An impressive aspect of this distressing turn of Ashes events has been the manner in which the English team management have dealt with it. As the dancing sallies of the media screamed foul on Dave Warner for his post match comments on Sunday night, England were the quickest to point out that Warner could not have known of Trott's plight. They claimed the comments lacked professionalism - a line ball call at best - but made it clear the comments did not add to Trott's grief. This was a problem he has been dealing with for some time. Andy Flower made the astute remark that commenting on other players motivations etc is a fraught exercise unless you are sharing their dressing room.

Even then ...

Before we cast stones, who hasn't called out in castigation of the man on the other side of the fence in the hope fellow spectators would acknowledge you with a laugh. Some of those comments you wouldn't direct at the bloke next to you in the supermarket.

Despite the team nature of cricket and the constant talk of "partnerships" - batting and bowling - it is surprisingly easy to be lonely in a group. In the field, those close to the wicket always seem to build the strongest relationships. It is the lonely boundary riders who spend hours with only spectators as companions ... and their constant demands for attention and signatures. Even on your home ground you can be annihilated for a mistake. Trott was a constant deep fine leg or deep third man or deep backward square. Deep indeed. Trott was a wanker on Thursday, as he did his work at fine leg, or so the chanting went. He turned and conducted them and then signed their ignorant autographs when his only offence was to be a very good batsman.

Ask yourself what was likely to contribute additional woe and then ten thousand of you take a bow.
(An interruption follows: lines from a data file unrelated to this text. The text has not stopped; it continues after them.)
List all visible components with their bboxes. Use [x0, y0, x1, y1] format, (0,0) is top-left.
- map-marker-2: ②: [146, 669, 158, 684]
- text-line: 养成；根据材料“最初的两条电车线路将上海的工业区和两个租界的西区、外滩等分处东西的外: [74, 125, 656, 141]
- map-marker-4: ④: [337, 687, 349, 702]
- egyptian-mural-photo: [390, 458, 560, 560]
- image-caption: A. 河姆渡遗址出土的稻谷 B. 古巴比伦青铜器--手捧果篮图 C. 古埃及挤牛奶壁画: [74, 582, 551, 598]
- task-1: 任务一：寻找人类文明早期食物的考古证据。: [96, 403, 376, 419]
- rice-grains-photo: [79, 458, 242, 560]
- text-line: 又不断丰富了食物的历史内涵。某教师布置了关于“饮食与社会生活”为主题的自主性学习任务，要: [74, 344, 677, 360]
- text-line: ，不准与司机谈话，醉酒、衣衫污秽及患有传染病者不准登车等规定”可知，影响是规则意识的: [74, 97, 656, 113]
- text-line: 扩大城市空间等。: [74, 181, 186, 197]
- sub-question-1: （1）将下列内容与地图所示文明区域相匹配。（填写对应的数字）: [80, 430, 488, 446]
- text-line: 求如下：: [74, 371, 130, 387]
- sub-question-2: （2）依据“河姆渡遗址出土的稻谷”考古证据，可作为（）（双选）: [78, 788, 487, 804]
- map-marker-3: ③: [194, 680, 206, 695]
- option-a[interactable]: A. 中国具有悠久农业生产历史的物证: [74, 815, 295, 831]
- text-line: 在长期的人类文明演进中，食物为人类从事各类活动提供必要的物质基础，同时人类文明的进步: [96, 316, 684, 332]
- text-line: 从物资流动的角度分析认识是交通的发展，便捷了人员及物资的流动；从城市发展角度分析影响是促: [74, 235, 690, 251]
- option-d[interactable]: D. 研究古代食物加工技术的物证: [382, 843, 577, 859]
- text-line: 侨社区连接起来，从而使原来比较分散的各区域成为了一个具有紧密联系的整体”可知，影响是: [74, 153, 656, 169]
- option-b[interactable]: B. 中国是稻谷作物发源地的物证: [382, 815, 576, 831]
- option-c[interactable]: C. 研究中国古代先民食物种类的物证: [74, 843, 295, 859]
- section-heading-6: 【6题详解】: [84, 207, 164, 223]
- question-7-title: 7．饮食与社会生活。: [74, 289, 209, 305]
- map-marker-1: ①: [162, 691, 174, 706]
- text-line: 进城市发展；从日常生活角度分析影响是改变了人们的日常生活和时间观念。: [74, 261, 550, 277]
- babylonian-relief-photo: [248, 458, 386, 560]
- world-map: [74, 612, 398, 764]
I will write yet about the sledging but not today. That's not today's story. Jonathan Trott and the one in five Australians who, like him, are trying to find a way out of a slippery-sided dark hole today ... and again tomorrow ... they are. While we rant about whose role played out the heaviest; while we look for someone to blame in that very modern, simplistic way where every cause must have had an effect; while we flap and bluster and talk of declining standards of behaviour, perhaps we should look in the mirror first. The person in there can help. Not Jonathan Trott - unless you are a mate or family or a medical professional - but your are a human resource for the people in your life you know are having similar problems. You know who they are because you avoid them and you tell yourself its because you don't know what to say and you'll only make it worse. Both are the contrived bullshit of cowards.

In your fear, you don't understand that you don't have to say anything. There are three things to do.

Be there ... listen ... and care.

Yeah, this has been hard to write but I love my cricket and as hard as I've seen it, as hard as I've played it myself, I'm yet to see a bloke with an injury kicked in the guts. That stays true after Brisbane.

Thanks Trotty and good luck. You may not believe in yourself at the moment but lots of others who have stared into the darkness, are clapping their hands right now, holding fast that the Tinkerbell Effect will bring you into the sunshine again. When you get there, I hope you have a bat in your hand.

I believe. I believe. I believe.

Peter Langston is a community presenter for the Black Dog Institute, specialising in mood disorders. He has published two collections of poetry, is a sports journalist on ABC regional radio, a freelance writer, a former teacher and thecricketragic. Peter has bipolar disorder which he manages with medication and a combination of strategies and has experienced both blinding light and total darkness. He still visits both but lives in between.